Con La terminal (2004) Steven Spielberg nos trae una gran historia sobre el uso de la libertad y del tiempo que incluye una atinada descripción de los modelos de relación y comportamiento que predominan en las sociedades occidentales. La terminal es una reedición contemporánea de Los Viajes de Gulliver o, en versión más castiza, de las Cartas marruecas.
La trama gira alrededor de un inoportuno. El protagonista, Viktor Navorski, llega a Estados Unidos en muy mal momento. Mientras su avión sobrevolaba Europa y el Atlántico desde las lejanas montañas del este, un golpe de estado ha borrado a su país del panorama internacional, lo que le convierte en un apátrida o, como él mismo dice al describirse ante los guardias fronterizos, como un “inaceptable”.
En consecuencia no puede avanzar los pocos metros que le separan de Nueva York, pero las autoridades tampoco le permiten regresar al requisarle su billete de vuelta y su pasaporte. Queda así atrapado en la terminal internacional de tránsitos del aeropuerto John Fitzgerald Kennedy de la Gran Manzana.
Les puede parecer una temática en exceso enrevesada, pero lo cierto es que se inspira en una historia real, la del iraní Mehran Karimi Nasseri, atrapado durante 18 años en el aeropuerto Charles De Gaulle de París.
En un entorno así, reducido, artificial y esquemático, lo que quedan son las personas que trabajan en las tiendas, restaurantes y cafeterías, en la limpieza de los espacios comunes o repartiendo maletas, todas ellas ocupadas en sus asuntos y acostumbradas a tratar con esas sombras o fantasmas casi invisibles que son los viajeros, que van y vienen cual nadies ocupando cada uno el lugar del anterior como piezas perfectamente intercambiables.

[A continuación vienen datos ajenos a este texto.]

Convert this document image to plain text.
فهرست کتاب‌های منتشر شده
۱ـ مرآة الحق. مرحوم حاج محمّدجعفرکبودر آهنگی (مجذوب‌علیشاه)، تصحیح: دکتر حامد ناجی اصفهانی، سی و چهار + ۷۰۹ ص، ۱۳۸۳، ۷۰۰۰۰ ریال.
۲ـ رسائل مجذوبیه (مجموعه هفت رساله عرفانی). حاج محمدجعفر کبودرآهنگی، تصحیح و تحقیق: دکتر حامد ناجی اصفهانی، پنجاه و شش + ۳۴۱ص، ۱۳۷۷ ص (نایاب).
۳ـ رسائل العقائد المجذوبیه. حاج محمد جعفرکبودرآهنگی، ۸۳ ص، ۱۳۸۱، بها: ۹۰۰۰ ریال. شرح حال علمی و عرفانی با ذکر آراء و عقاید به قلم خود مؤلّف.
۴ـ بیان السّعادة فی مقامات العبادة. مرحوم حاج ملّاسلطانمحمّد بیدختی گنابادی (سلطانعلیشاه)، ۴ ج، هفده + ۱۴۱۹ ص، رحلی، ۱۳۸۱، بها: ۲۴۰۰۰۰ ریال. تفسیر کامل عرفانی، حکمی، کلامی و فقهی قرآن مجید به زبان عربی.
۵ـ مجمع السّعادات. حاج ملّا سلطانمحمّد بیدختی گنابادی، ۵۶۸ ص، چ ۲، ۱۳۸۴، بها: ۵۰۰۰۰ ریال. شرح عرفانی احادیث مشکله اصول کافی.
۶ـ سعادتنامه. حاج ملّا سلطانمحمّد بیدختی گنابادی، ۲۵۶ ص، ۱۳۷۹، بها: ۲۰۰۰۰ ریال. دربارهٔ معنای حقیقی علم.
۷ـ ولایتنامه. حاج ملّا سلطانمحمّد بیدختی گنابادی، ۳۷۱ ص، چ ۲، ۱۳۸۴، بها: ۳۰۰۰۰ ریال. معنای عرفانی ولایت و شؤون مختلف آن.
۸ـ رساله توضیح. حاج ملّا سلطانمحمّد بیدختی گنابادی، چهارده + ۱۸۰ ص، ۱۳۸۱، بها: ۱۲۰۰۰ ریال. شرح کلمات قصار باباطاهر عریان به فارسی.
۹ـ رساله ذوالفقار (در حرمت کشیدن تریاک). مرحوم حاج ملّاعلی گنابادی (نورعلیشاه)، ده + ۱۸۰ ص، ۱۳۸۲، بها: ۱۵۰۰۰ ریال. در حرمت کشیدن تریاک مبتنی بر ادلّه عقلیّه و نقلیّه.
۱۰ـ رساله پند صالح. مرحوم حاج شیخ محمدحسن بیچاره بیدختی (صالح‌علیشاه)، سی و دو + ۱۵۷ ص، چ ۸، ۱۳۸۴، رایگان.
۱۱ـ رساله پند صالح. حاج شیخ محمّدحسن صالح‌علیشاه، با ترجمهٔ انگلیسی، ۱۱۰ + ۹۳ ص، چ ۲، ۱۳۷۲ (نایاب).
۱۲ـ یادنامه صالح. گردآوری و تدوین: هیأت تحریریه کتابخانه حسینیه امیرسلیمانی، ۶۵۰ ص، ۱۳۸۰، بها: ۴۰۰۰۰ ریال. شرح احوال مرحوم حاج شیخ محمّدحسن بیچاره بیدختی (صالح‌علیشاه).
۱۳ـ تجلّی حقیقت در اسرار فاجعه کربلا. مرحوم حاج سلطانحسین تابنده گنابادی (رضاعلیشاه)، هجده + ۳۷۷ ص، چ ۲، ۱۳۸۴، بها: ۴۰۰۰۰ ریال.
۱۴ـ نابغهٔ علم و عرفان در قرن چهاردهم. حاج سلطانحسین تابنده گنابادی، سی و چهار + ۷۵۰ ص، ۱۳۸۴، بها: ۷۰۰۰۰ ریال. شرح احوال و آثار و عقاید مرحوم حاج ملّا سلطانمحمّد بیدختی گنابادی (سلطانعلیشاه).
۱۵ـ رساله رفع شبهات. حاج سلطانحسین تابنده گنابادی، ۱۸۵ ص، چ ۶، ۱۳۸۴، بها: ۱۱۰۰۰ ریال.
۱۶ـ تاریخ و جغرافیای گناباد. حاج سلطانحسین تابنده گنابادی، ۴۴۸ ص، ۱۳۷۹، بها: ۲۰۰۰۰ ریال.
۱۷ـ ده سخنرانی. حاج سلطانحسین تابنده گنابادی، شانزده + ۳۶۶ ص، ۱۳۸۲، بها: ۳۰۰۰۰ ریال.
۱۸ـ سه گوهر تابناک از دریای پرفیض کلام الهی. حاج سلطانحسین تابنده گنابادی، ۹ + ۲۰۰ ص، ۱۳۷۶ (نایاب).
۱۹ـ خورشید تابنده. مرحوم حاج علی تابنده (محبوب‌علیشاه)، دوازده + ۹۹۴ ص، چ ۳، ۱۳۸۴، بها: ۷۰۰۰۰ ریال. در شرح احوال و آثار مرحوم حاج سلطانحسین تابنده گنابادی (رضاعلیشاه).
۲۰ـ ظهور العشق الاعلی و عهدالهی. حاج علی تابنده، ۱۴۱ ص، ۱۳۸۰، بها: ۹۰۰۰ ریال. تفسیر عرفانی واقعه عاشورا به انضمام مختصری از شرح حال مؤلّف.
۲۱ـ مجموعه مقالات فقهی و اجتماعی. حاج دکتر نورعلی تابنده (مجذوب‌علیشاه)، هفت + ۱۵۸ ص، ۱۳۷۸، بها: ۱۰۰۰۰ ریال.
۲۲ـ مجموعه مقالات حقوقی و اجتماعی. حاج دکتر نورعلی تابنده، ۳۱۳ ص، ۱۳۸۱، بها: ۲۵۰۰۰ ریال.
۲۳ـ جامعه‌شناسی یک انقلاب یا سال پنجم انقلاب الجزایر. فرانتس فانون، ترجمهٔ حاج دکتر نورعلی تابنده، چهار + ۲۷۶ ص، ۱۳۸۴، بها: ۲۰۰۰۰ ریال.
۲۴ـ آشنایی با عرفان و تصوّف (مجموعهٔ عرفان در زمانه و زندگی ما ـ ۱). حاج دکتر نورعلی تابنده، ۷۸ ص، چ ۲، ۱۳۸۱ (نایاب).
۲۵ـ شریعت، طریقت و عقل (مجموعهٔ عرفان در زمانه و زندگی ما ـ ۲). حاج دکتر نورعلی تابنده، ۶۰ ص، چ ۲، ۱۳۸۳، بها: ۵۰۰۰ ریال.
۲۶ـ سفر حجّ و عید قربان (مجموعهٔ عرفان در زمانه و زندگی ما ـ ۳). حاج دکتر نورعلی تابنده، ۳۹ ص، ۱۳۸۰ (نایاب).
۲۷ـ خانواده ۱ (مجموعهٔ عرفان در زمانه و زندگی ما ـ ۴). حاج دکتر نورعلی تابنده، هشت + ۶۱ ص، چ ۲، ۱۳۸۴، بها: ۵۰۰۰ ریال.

En un territorio en principio tan limitado lo que puede ser más interesante –lo que siempre, hasta en la más colosal de las epopeyas, es lo más interesante- son las figuras humanas. El contrapunto de Navorski es el jefe de la Policía de Protección Fronteriza de la terminal, Frank Dixon, un hombre sin escrúpulos que encaja perfectamente en ese ámbito impersonal y mecánico.
Aspira a ser un “hombre-hecho-a-sí-mismo”, a adquirir cada vez más poder y un mayor salario hasta disfrutar de una vida de lujo en su retiro. Para lograrlo, para que se vayan dando los pasos encadenados de un futuro que ya está calculado, contado y medido, debe de tomar un control absoluto sobre el tiempo, el suyo y el de los demás.
Sólo que Navorski le va a crear problemas porque no entiende así la vida. Para él el tiempo es un don que se le ha regalado y que, tal y como lo ha recibido, da sin medida, asombrándose constantemente de cómo al darlo le retorna florecido. De hecho lo que más le define dentro de la película es que ha llegado a los Estados Unidos por una promesa, una promesa gratuita realizada por amor, y es que el acto de prometer es un compendio de lo que somos y, más que nada, el mayor acto de libertad que alcanzamos.
Quien promete pensemos, por ejemplo, en un matrimonio no lo hace porque tenga el dominio absoluto sobre su tiempo, es decir, sobre su futuro. Nadie puede afirmar algo semejante. Lo que sí puede alguien afirmar es que ha decidido configurar su biografía, pase lo que pase, con la esperanza puesta en el cumplimiento de la promesa. Es decir, que su tiempo se dirige, está encaminado, por el deseo de lo prometido.